Humans set budgets when facing an uncertain future. So do ants
Imagine you are looking for a parking spot at a crowded event. You find one far from your destination. Do you decide to take it, or invest more time into hunting a better spot which may or may not exist?
You might resolve this decision by “budgeting”: limiting the resources (time) you will spend looking for a better option before settling for the inferior one. This strategy, which allows us to cut our losses when things don’t pan out as we had hoped, is commonly used when we cannot know the payoff of our choices in advance.
Making decisions under uncertainty is a problem we all face. In new research published in the Proceedings of the National Academy of Sciences, we show weaver ants (Oecophylla smaragdina) – much like humans – manage it by budgeting their investment into a task with an uncertain payoff.
Weaver ants bridge gaps with their own bodies
Weaver ants link their bodies together to form bridge-like structures called “hanging chains”, which they use for crossing gaps encountered along trails. Chains span several times the size of an individual ant and, most strikingly, are self-organized.
This means chains are formed without the help of leaders or external blueprints. Instead, each individual responds solely to its surroundings and local interactions with neighbours.
Understanding self-organization is central to understanding collective behaviour in animal groups – from flocks of birds to insect swarms – and other systems, including human crowds and traffic flow.
Chains are a gamble
Building a chain comes at a cost to the colony. Ants in the chain can’t participate in important colony tasks such as defending the nest and foraging. The cost of the chain is proportional to its length: longer chains are more costly, as they keep more ants occupied.
Chains provide a major benefit too: they allow ants to explore areas that would otherwise be inaccessible, which may offer food sources to the colony. Whether an area contains a profitable resource, however, is unknown to the ants until the chain has been completed.
This makes chain-building a gamble. Colonies must invest capital (a number of ants) into forming a chain, which may or may not pay off.
In our study we asked whether, like humans, ants budget their investment into a task when the payoffs are unknown. We expected ants would stop forming chains when the gap to be bridged became too tall, as the cost of the chain would become too great.
A simple mechanism for a complex decision
We initially challenged ants to bridge vertical gaps of 25mm, 35mm and 50mm in height. Ants could comfortably form chains within this range, which allowed us to precisely determine the rules they use to build chains.

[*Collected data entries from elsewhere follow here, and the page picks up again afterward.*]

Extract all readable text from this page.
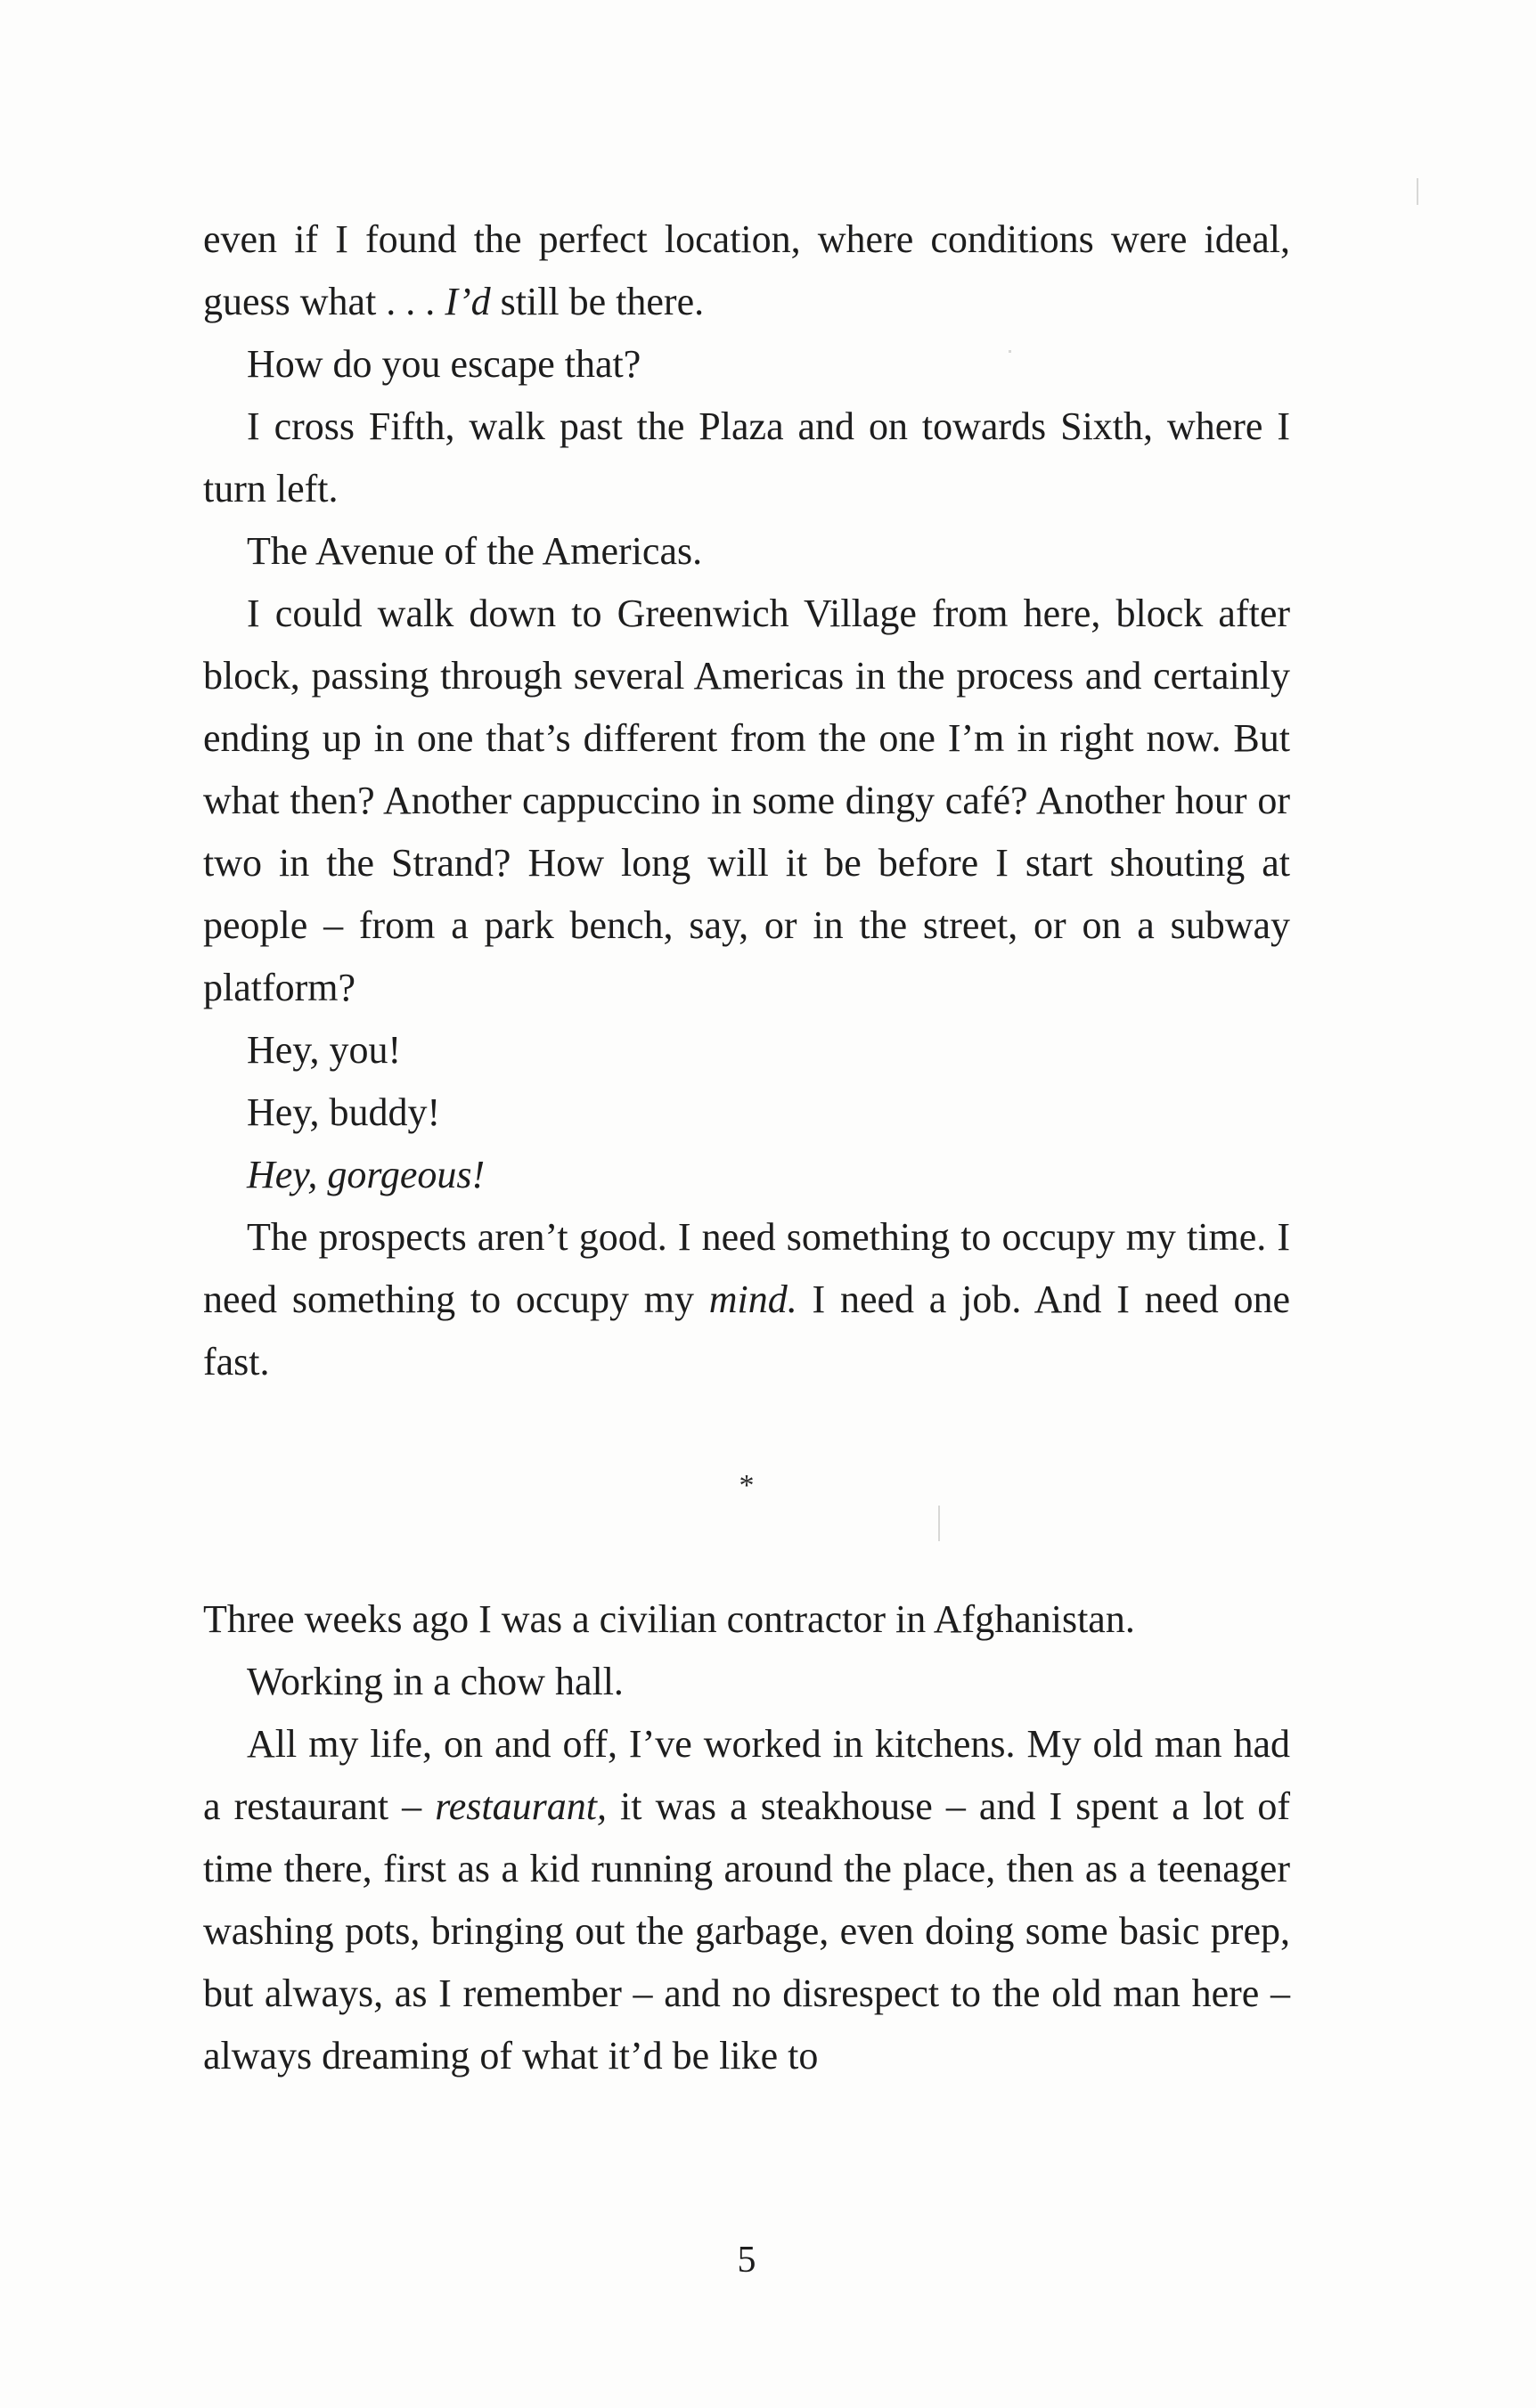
even if I found the perfect location, where conditions were ideal, guess what . . . I’d still be there.

How do you escape that?

I cross Fifth, walk past the Plaza and on towards Sixth, where I turn left.

The Avenue of the Americas.

I could walk down to Greenwich Village from here, block after block, passing through several Americas in the process and certainly ending up in one that’s different from the one I’m in right now. But what then? Another cappuccino in some dingy café? Another hour or two in the Strand? How long will it be before I start shouting at people – from a park bench, say, or in the street, or on a subway platform?

Hey, you!

Hey, buddy!

Hey, gorgeous!

The prospects aren’t good. I need something to occupy my time. I need something to occupy my mind. I need a job. And I need one fast.

*

Three weeks ago I was a civilian contractor in Afghanistan.

Working in a chow hall.

All my life, on and off, I’ve worked in kitchens. My old man had a restaurant – restaurant, it was a steakhouse – and I spent a lot of time there, first as a kid running around the place, then as a teenager washing pots, bringing out the garbage, even doing some basic prep, but always, as I remember – and no disrespect to the old man here – always dreaming of what it’d be like to

5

A detailed analysis of the ants’ behaviour revealed that joining and leaving events happen primarily in the lowest part (1cm) of chains. This indicates that ants are unable to leave their position if one or more individuals start hanging from them.

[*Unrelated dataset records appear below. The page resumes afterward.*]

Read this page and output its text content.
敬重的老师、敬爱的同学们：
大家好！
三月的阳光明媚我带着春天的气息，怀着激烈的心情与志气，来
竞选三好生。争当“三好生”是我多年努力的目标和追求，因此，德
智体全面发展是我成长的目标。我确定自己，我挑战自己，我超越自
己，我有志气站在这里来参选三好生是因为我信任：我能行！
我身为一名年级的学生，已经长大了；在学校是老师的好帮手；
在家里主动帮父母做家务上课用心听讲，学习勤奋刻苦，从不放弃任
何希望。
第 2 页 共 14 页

Read more: Bridges, highways, scaffolds: how the amazing engineering of army ants can teach us to build better
We then found ants decide how long to stay in a chain by visually assessing their distance from the ground below. The closer to the ground, the longer an ant remains in the chain.
Chain formation is thus modulated by a simple rule: each ant remains in the chain for a length of time proportional to her distance to the ground, and remains stuck in place if one or more ants start hanging from her. The ant will then be able to move only if the other ant(s) leave.
Can this rule predict a distance beyond which ants stop forming chains? We answered this question using a mathematical model, which predicted ants should stop forming chains when the gap is taller than 89mm.
To confirm these predictions, we asked ants to form chains over gaps of 110mm – a distance well beyond the threshold predicted by our model. As expected, ants never formed chains over these gaps.
Tricking ants into investing more
If ants use vision to assess their distance from the ground, we should be able to trick them into building very long chains (greater than 90mm) by keeping the ground at a constant distance from the bottom of the chain.
We ran an additional experiment where we could lower the platform ants had to reach using a slider. As the chain grew, we lowered the platform, keeping it just out of reach of the ants. Using this apparatus, we tricked ants into forming chains as long as 125mm.
Similar to when we set ourselves a time limit for finding parking, ants set a distance limit before giving up. And they do so using a simple rule – remain in the chain for a length of time proportional to your distance to the ground.
Our results reveal how simple rules can guide groups in making adaptive collective decisions in the absence of payoff information. Not only does this help us understand ants – it also provides an algorithm for decision-making in uncertain scenarios, which can be applied in multi-agent artificial systems such as swarm robotics.